2013-10-11 Vatican Radio
(Vatican Radio) Christians must always guard against the deceit of the devil, said Pope Francis at Friday’s morning Mass in Casa Santa Marta. The Pope underlined that Christians cannot follow the victory of Jesus over evil “halfway”, nor confuse or relativize truth in the battle against the devil.
Jesus casts out demons, and then someone offers explanations “to diminish the power of the Lord,” he said. The Pope focused his homily on the day’s Gospel and immediately underlined that there is always the temptation to want to diminish the figure of Jesus, as if he were “a healer at most” and so as not to take him “so seriously”. It is an attitude, he observed, that has “reached our present day”.
“There are some priests who, when they read this Gospel passage, this and others, say: ‘But, Jesus healed a person with a mental illness’. They do not read this, no? It is true that at that time, they could confuse epilepsy with demonic possession; but it is also true that there was the devil! And we do not have the right to simplify the matter, as if to say: ‘All of these (people) were not possessed; they were mentally ill’. No!
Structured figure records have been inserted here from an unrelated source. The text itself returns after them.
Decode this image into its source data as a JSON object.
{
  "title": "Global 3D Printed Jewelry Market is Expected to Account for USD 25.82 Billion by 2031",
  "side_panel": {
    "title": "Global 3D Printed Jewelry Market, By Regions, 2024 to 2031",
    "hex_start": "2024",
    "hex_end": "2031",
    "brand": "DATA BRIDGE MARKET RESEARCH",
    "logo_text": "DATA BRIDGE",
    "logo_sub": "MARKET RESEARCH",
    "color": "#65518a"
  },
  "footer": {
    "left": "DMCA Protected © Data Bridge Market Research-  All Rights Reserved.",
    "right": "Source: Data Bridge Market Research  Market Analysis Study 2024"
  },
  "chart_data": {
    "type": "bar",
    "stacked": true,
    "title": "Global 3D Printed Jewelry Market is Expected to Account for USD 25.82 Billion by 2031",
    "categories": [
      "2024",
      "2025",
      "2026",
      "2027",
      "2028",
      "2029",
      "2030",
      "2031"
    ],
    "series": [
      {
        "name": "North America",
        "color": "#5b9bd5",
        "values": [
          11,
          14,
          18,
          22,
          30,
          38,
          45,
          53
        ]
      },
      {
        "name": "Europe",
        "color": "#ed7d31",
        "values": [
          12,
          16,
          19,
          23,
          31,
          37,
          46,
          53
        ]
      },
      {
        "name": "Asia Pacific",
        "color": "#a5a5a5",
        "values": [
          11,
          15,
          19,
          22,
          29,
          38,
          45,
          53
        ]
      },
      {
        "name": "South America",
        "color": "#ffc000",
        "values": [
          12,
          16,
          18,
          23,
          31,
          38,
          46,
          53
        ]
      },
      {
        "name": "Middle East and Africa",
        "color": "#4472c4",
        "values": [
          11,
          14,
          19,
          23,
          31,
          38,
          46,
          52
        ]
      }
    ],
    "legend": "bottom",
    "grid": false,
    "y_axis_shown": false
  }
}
The presence of the devil is on the first page of the Bible, and the Bible ends as well with the presence of the devil, with the victory of God over the devil.”
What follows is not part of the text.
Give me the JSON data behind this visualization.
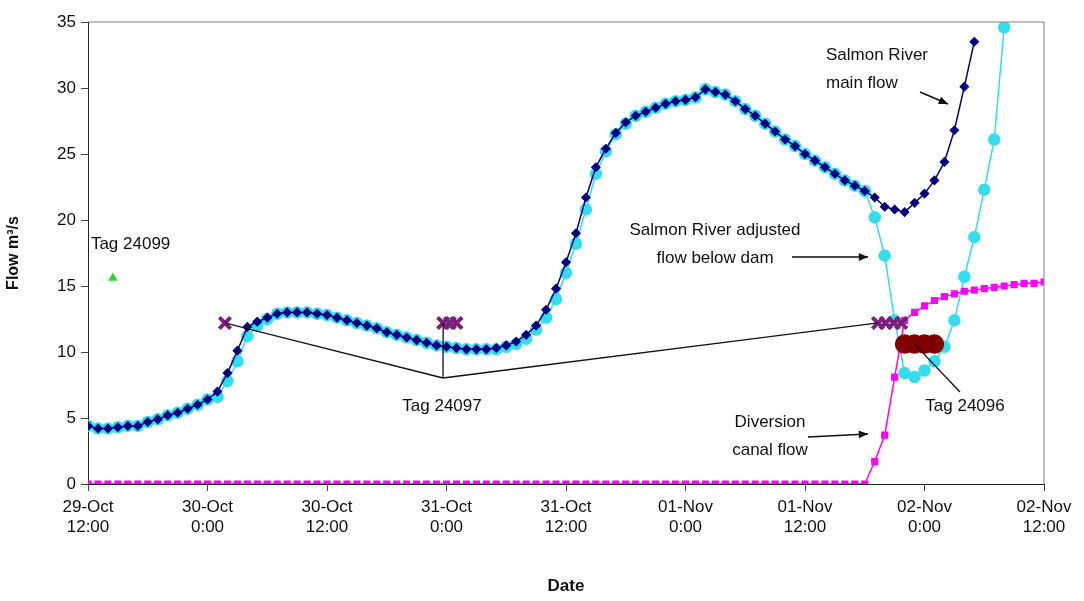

For this reason, he warned, “we should not be naïve”. The Pope observed that the Lord gave us certain criteria to “discern” the presence of evil and to follow “the Christian way when there are temptations”. One of the criteria is “not to follow the victory of Jesus” only “halfway”.
“Either you are with me, says the Lord, or you are against me,” the Pope said. Jesus, he added, came to destroy the devil, “to give us the freedom” from “the enslavement the devil has over us”. And, he cautioned, this is not “exaggerating”.
“On this point,” he said, “there are no nuances. There is a battle and a battle where salvation is at play, eternal salvation; eternal salvation” of us all.
There is criteria for watchfulness. “We must always be on guard,” exhorted the Pope, “on guard against deceit, against the seduction of evil”.
“And we can ask ourselves the question: Do I guard myself, my heart, my feelings, my thoughts? Do I guard the treasure of grace? Do I guard the presence of the Holy Spirit in me? Or do I let go, feeling secure, believing that all is going well? But if you do not guard yourself, he who is stronger than you will come. But if someone stronger comes and overcomes, he takes away the weapons in which one trusted, and he shall divide the spoil. Vigilance! Three criteria! Do not confuse the truth. Jesus fights the devil: first criterion. Second criterion: he who is not with Jesus is against Jesus. There are no attitudes in the middle. Third criterion: vigilance over our hearts because the devil is astute. He is never cast out forever. It will only be so on the last day.”
When the impure spirit leaves man, the Pope pointed out, “it wanders in deserted places, and seeking rest and finding none, says: ‘I will return to my house, from which I left’.”
And when he finds it “swept clean and adorned”, then he goes, “takes another seven spirits worse than he, who come and make their homes”. And, this way, “the last state of man becomes worse than the first”.
“Vigilance,” he said, “because his strategy is this: ‘You became Christian. Advance in your faith. I will leave you. I will leave you tranquil. But then when you are used to not being so watchful and you feel secure, I will come back’. The Gospel today begins with the devil being cast out and ends with the devil coming back! St. Peter would say: ‘It is like a fierce lion that circles us’. It is like that. ‘But, Father, you a little ancient. You are frightening us with these things…’ No, not me! It is the Gospel! And these are not lies: it is the Word of the Lord!
“Let us ask the Lord for the grace to take these things seriously. He came to fight for our salvation. He won against the devil! Please, let us not do business with the devil! He seeks to return home, to take possession of us… Do not relativize; be vigilant! And always with Jesus!”